Wal-Mart is adding Sony TVs to its video assortment, prompting the manufacturer to begin direct distribution to the retail giant.
The first fruits of the pact are four Sony models that were set to hit a limited number of stores earlier this month.
According to Don Harris, executive VP/general merchandise for Wal-Mart’s flagship stores, the partners will test the TVs — and the new supply chain — in 200 to 250 locations before extending them nationwide.
“We’ve done a lot of business with Sony over the years” — including imaging, HTiB, personal audio and accessories — “but we’ve never sold direct until now,” he said at a recent investor conference.
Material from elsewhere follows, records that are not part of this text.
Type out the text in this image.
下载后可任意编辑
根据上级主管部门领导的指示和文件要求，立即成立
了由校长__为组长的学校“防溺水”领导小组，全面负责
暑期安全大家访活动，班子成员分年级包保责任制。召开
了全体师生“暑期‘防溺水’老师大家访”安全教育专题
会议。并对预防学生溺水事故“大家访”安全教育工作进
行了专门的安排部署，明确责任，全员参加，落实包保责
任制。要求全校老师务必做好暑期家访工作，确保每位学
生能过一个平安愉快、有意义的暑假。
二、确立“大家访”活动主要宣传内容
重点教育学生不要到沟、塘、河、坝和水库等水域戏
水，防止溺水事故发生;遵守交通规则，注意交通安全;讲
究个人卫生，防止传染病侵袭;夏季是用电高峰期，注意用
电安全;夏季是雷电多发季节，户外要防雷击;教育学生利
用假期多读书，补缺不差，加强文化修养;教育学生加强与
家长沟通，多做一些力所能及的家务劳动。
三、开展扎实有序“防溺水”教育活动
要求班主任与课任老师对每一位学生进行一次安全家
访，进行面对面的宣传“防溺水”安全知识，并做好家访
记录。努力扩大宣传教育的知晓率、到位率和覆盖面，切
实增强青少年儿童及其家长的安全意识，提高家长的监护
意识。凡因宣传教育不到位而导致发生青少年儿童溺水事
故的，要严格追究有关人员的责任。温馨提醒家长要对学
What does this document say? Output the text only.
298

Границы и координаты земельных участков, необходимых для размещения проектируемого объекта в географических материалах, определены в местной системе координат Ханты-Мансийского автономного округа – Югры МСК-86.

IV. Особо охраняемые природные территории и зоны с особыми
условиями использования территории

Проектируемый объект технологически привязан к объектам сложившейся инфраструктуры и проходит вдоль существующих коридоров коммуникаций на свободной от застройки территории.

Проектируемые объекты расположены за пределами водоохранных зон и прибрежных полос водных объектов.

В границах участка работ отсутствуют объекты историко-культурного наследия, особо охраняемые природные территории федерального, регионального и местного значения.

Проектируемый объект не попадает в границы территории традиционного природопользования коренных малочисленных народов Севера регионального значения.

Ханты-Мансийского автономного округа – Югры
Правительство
The change in distribution and new TV SKUs, announced at Wal-Mart’s annual shareholders meeting this month, underscores recent strides the world’s largest retailer has made in pursuit of the CE market.
The low-cost leviathan, long content to conduct a commodity CE business, surprised specialty A/V dealers out of their complacency late last year with word of a 1,500-store test of HDTV, along with pockets of plasma displays. (See TWICE, Oct. 14, 2002, p. 1.)
At the same time, a seemingly inexorable brick-and-mortar build-out helped propel CE sales 13 percent at Wal-Mart’s flagship stores last year, unseating Circuit City as the second-largest electronics retailer in the land and placing the discount chain within striking distance of Best Buy stores. (Indeed, factor in Sam’s Club’s $2.5 billion in 2002 CE revenue and the race becomes a dead heat.)
More recently, Wal-Mart has restated its intentions to rule the electronics roost. In its 2003 annual report, the $245 billion company cited CE as a category that can help it maintain its double-digit growth through improved merchandising and the addition of new product lines.
“Our product-development team, working with Wal-Mart buyers, is driving significant improvement in key product categories such as apparel, domestics and electronics,” noted president/CEO Lee Scott. “As this improvement continues, we will further encourage our existing customers to broaden their shopping with us. In other words, we are increasingly seeing that customers who shop with us for food and basic household supplies are adding apparel and electronics to their shopping basket.”
Tom Coughlin, newly named executive VP/vice chairman of Wal-Mart Stores Inc. (USA), also stressed CE in his remarks and promised to raise the retailer’s high-tech quotient. “We will … continue to feature new technology in our electronics department,” he wrote. “With DVD players, we entered the market at an early point and did very well. Now we’re doing the same with flat-screen TVs and new advances in wireless technology.”
Executive VP Harris underscored the significance of the shift in merchandising strategy. “This represents a change,” he observed. “We once thought we wouldn’t sell certain products until they reached certain price points. We no longer think that way, but that doesn’t mean we’re taking riskier positions now. It’s a simple matter of merchandising to where we know the consumer is going.”
CE was once again highlighted at Wal-Mart’s annual shareholders meeting on June 6. According to attendee Aram Rubinson, a retail analyst with Banc of America Securities, electronics was the “most talked about category” in hardlines, as the company displayed a dump bin featuring $5.88 DVDs and trumpeted its direct line to Sony products.
Harris boasted that Wal-Mart is consistently selling 1 million DVD movies priced under $6 each week. “DVDs are working for us,” he told a Credit Suisse First Boston conference in New York. “It’s a bit of a treasure hunt,” he said of the dump bins, “but it’s sensational.”